We usually wouldn't know that the cord is around the baby's neck until the head is born. Once the head has been born, the midwife can feel for the cord, and if there is cord around the baby's neck, the midwife can unloop it over the baby's head before the baby is born. Other times, the baby is simply born through the cord. Remembering that the cord is covered with jelly and that it has some ability to stretch (it is quite long), it is possible for the baby to be born through the loop in the cord. For this reason, many midwives do not routinely feel for the cord, as it often makes no difference to the way the birth proceeds.

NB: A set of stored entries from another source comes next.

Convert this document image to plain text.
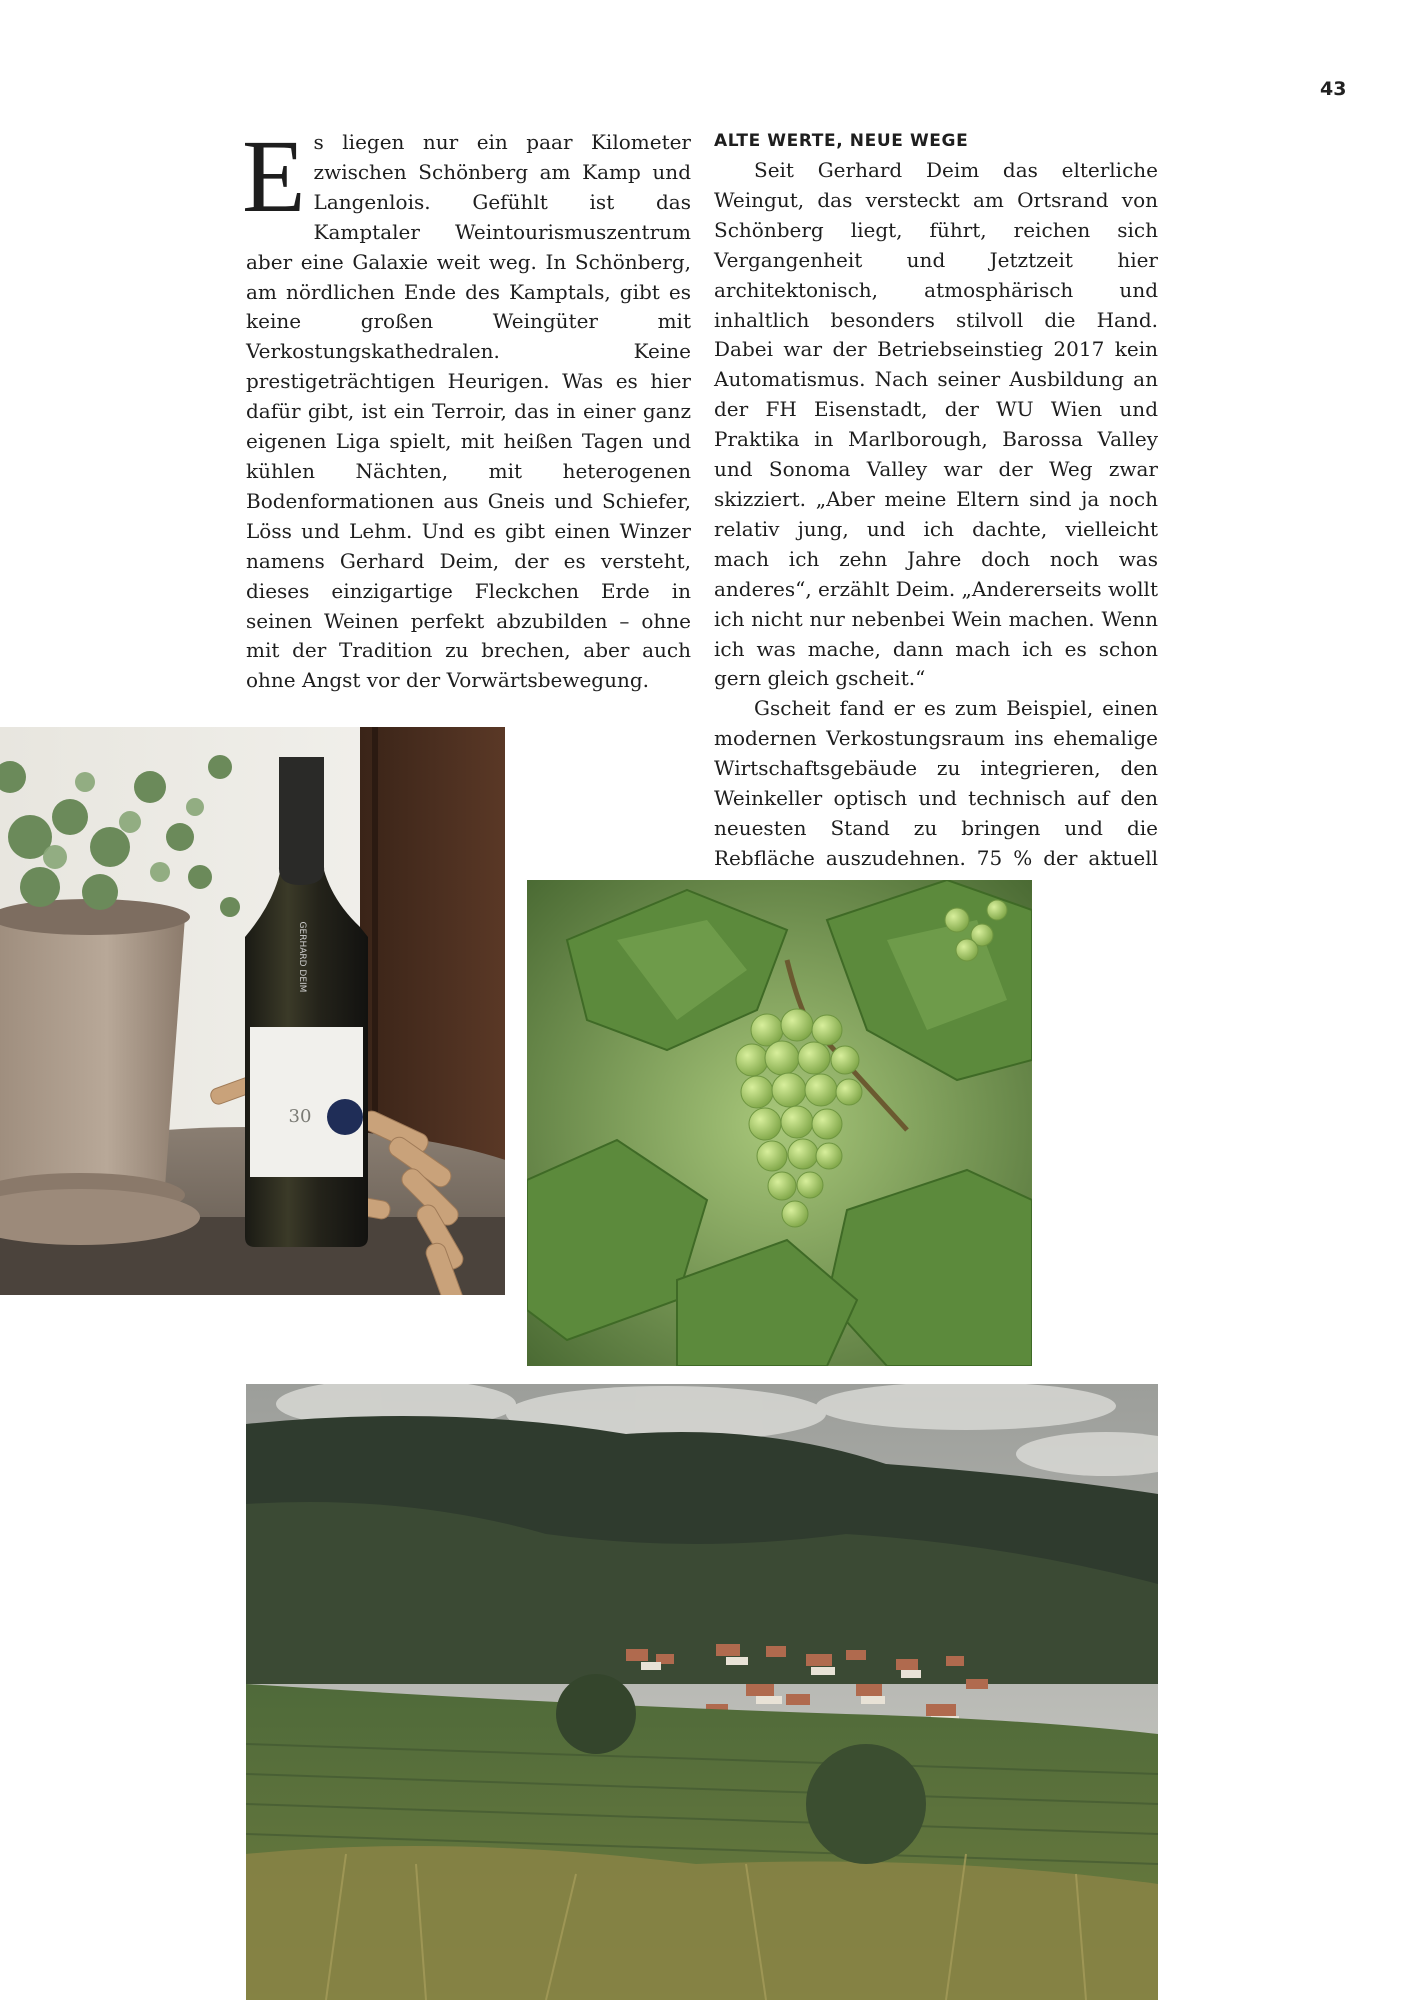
43

Es liegen nur ein paar Kilometer zwischen Schönberg am Kamp und Langenlois. Gefühlt ist das Kamptaler Weintourismuszentrum aber eine Galaxie weit weg. In Schönberg, am nördlichen Ende des Kamptals, gibt es keine großen Weingüter mit Verkostungskathedralen. Keine prestigeträchtigen Heurigen. Was es hier dafür gibt, ist ein Terroir, das in einer ganz eigenen Liga spielt, mit heißen Tagen und kühlen Nächten, mit heterogenen Bodenformationen aus Gneis und Schiefer, Löss und Lehm. Und es gibt einen Winzer namens Gerhard Deim, der es versteht, dieses einzigartige Fleckchen Erde in seinen Weinen perfekt abzubilden – ohne mit der Tradition zu brechen, aber auch ohne Angst vor der Vorwärtsbewegung.

ALTE WERTE, NEUE WEGE

Seit Gerhard Deim das elterliche Weingut, das versteckt am Ortsrand von Schönberg liegt, führt, reichen sich Vergangenheit und Jetztzeit hier architektonisch, atmosphärisch und inhaltlich besonders stilvoll die Hand. Dabei war der Betriebseinstieg 2017 kein Automatismus. Nach seiner Ausbildung an der FH Eisenstadt, der WU Wien und Praktika in Marlborough, Barossa Valley und Sonoma Valley war der Weg zwar skizziert. „Aber meine Eltern sind ja noch relativ jung, und ich dachte, vielleicht mach ich zehn Jahre doch noch was anderes“, erzählt Deim. „Andererseits wollt ich nicht nur nebenbei Wein machen. Wenn ich was mache, dann mach ich es schon gern gleich gscheit.“

Gscheit fand er es zum Beispiel, einen modernen Verkostungsraum ins ehemalige Wirtschaftsgebäude zu integrieren, den Weinkeller optisch und technisch auf den neuesten Stand zu bringen und die Rebfläche auszudehnen. 75 % der aktuell

30
GERHARD DEIM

Occasionally, the cord is tightly around the baby's neck, and in very rare situations, it may need to be clamped and cut before the baby's body is born. However, this needs to be done with great care because once the cord is clamped and cut, the blood and oxygen supply to the baby is terminated and as the baby is not yet breathing on its own, it is genuinely without oxygen. There is also the rare possibility that the shoulders may become stuck (as they do with a small minority of births), and in this case, the birth would be delayed even further, leaving the baby without oxygen for even longer. This makes it more likely that the baby will need to be resuscitated, whereas leaving the cord intact may result in the baby being born in a healthier condition. Cords are rarely so tight around the neck as to prevent the baby from being born.